Every SDK method throws a typed subclass of OctraProviderError. The base class carries the RFC-O-1 standard code; subclasses let you discriminate without inspecting numeric codes.

import {
  isUserRejection,
  OctraProviderError,
  UserRejectedError,
  UnauthorizedError,
  UnsupportedMethodError,
  DisconnectedError,
  NetworkUnavailableError,
} from '@octwa/sdk';

try {
  await sdk.sendTransaction({ to, amount });
} catch (error) {
  if (isUserRejection(error)) {
    // user closed the popup or pressed reject
  } else if (error instanceof UnauthorizedError) {
    // missing permission — request it via connect()
  } else if (error instanceof OctraProviderError) {
    console.log(error.code, error.message, error.data?.reason);
  }
}

| Code | Class | Meaning | | ---: | ------------------------- | ---------------------------------------- | | 4001 | UserRejectedError | The user rejected the request | | 4100 | UnauthorizedError | Method or account is not authorized | | 4200 | UnsupportedMethodError | The provider does not implement the method | | 4900 | DisconnectedError | The provider is disconnected from all networks | | 4901 | NetworkUnavailableError | The requested network is unavailable |

The optional error.data.reason carries machine-readable detail for common cases such as insufficient_balance, nonce_conflict, or permission_denied.
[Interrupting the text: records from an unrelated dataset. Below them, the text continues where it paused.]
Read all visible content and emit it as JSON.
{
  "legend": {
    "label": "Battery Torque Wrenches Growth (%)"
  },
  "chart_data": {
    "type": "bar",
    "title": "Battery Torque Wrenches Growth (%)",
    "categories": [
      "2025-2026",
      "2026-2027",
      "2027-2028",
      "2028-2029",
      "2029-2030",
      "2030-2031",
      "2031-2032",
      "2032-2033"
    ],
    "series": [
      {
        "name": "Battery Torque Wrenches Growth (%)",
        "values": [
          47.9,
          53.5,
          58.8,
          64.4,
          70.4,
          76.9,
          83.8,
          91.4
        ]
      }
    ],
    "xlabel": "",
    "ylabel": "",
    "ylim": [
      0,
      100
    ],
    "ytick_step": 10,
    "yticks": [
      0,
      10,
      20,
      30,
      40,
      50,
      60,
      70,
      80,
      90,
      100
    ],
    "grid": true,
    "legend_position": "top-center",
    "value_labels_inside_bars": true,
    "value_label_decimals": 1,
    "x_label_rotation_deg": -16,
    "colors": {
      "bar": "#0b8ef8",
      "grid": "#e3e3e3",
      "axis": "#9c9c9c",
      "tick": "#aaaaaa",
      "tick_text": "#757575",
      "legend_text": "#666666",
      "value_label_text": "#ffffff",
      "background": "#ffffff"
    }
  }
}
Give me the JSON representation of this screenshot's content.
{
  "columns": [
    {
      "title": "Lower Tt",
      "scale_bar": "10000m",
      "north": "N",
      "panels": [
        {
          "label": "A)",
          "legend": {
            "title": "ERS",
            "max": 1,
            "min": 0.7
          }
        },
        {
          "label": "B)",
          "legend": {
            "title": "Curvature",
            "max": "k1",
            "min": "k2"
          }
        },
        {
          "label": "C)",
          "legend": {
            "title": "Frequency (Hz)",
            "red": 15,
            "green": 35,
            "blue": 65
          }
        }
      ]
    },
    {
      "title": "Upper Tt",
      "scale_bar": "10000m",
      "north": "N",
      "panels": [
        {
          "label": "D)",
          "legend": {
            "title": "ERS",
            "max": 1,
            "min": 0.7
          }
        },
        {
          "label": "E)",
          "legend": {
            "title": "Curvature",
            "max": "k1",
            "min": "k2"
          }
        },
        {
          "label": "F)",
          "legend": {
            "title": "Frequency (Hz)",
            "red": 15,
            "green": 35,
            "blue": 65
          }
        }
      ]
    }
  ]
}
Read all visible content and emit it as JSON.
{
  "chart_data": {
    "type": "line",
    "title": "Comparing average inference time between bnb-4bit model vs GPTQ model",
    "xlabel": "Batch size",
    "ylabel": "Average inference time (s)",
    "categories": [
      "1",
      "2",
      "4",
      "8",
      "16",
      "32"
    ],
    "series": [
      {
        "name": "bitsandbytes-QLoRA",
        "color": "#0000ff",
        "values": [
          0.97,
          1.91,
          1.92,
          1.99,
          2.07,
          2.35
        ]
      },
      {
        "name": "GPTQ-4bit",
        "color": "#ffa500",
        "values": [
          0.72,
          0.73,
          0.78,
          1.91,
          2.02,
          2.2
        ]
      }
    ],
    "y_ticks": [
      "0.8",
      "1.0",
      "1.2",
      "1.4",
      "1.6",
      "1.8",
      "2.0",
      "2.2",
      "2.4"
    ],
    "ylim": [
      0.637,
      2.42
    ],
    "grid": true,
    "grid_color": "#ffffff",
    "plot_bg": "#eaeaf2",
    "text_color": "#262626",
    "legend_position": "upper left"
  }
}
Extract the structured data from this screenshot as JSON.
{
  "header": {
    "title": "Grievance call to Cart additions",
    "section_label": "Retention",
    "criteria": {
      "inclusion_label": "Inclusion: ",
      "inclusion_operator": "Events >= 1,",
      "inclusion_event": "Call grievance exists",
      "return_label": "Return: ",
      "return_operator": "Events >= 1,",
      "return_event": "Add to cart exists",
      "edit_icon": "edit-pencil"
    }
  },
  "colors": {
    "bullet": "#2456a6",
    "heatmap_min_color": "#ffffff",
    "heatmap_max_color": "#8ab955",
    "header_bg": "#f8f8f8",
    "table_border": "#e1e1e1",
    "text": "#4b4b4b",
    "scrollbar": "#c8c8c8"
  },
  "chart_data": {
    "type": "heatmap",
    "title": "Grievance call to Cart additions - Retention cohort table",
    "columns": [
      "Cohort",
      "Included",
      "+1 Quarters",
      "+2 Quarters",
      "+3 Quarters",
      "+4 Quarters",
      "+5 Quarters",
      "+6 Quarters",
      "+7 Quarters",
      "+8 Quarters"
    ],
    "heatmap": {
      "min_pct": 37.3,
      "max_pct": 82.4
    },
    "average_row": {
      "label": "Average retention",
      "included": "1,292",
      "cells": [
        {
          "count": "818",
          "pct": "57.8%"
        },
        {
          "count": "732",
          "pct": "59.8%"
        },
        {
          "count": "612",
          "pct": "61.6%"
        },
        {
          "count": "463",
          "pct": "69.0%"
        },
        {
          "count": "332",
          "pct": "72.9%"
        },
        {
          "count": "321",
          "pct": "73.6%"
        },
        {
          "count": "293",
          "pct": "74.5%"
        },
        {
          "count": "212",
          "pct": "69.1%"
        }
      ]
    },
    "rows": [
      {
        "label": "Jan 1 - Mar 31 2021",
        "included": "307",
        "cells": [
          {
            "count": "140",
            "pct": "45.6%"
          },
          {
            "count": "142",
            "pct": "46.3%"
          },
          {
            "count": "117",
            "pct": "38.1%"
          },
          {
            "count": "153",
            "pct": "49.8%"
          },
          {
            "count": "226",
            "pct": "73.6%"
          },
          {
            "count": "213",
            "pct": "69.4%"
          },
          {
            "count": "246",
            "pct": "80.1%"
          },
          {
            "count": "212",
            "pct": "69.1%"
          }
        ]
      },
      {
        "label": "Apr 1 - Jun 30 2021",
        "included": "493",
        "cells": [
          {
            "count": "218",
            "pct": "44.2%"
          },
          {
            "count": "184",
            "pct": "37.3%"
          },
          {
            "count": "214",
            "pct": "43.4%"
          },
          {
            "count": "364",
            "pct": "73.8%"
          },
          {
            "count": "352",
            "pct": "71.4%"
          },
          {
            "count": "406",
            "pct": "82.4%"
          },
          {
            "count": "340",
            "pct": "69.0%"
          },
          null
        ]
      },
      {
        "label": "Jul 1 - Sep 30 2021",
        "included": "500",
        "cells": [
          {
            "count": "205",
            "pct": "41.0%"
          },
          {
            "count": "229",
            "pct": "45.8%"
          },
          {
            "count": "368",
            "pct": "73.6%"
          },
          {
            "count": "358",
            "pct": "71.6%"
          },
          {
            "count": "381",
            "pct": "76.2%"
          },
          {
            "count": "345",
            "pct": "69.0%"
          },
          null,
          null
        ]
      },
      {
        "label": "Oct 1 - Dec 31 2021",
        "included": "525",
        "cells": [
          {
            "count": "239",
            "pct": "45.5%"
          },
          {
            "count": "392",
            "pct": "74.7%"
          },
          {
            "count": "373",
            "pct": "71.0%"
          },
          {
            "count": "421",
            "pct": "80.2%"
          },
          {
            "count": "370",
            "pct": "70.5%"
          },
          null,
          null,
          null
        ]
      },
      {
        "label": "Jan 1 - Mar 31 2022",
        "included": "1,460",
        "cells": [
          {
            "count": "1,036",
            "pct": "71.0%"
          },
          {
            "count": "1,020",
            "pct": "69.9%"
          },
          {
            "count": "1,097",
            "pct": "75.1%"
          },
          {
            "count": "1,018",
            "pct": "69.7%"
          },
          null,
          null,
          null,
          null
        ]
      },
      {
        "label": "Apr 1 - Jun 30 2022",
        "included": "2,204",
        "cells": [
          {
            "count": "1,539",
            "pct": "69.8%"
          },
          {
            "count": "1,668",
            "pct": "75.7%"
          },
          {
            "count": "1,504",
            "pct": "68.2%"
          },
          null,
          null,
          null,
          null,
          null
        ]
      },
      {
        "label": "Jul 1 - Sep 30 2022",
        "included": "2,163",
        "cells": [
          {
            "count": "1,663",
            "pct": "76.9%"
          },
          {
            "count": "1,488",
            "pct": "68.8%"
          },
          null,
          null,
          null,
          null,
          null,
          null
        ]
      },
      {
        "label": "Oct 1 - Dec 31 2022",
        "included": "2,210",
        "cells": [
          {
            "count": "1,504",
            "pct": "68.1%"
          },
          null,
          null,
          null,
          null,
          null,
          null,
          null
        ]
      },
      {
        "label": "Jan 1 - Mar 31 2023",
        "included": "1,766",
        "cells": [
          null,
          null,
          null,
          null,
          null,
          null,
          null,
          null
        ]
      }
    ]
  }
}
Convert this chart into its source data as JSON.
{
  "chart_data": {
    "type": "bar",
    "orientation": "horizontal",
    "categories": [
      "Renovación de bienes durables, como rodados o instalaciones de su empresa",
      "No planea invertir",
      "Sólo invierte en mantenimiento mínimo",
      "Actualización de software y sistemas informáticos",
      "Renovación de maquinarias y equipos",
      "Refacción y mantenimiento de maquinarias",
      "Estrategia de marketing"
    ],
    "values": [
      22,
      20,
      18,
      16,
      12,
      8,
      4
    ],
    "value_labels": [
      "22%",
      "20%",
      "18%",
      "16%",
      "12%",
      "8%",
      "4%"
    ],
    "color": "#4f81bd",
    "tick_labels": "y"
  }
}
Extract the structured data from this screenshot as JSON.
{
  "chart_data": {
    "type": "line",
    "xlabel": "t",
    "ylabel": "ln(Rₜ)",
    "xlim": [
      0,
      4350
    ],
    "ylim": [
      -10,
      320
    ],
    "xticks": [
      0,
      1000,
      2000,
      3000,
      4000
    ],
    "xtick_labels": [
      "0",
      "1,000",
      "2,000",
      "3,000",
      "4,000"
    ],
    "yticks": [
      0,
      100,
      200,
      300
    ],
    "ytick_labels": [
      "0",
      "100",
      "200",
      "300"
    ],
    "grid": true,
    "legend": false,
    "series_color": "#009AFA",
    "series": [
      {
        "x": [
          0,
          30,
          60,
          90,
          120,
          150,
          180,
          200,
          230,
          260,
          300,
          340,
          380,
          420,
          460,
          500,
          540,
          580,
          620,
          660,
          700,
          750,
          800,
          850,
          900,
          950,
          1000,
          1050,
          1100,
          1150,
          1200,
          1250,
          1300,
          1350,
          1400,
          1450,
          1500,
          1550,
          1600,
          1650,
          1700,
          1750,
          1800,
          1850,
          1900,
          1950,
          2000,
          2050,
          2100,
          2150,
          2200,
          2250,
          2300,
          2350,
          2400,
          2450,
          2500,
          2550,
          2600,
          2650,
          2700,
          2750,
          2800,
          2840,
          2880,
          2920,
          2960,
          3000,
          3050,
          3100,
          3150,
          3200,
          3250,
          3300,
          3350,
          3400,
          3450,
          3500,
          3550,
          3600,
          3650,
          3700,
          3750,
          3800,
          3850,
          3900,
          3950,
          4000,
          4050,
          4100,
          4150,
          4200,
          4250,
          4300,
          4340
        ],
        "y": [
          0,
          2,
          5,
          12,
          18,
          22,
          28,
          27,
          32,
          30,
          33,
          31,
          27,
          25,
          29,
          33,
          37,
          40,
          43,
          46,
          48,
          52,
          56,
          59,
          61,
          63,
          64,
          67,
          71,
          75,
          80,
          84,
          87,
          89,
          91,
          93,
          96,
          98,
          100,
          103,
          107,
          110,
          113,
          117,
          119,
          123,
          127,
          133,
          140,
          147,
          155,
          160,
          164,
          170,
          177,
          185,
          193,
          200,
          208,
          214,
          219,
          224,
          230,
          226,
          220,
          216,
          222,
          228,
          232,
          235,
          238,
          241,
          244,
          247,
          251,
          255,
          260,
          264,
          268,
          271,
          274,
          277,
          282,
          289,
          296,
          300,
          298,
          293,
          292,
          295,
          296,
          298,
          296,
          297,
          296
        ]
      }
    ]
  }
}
Working with window.octra directly

For framework integrations or migration scenarios, the raw provider remains accessible:

const accounts = await window.octra.request({
  method: 'octra_requestAccounts',
  params: [{ permissions: ['read_address', 'send_transactions'] }],
});

const balance = await window.octra.request({
  method: 'octra_balance',
  params: [accounts[0]],
});

The SDK provides better ergonomics, typed errors, and convenience helpers, but both surfaces interoperate cleanly — anything you do through window.octra.request is reflected in the SDK's cached state on the next event.


Browser support

The SDK runs anywhere window.octra is injected, which today means the OctWa Chrome / Edge extension. The wallet is built on Manifest V3 with WebAssembly threads (SharedArrayBuffer) and SIMD enabled in the wallet UI; the dApp side has no such requirements — it only speaks JSON-RPC over postMessage.


Specification

This SDK conforms to RFC-O-1: Octra Provider JavaScript API. Every method, event, and error code matches the standard.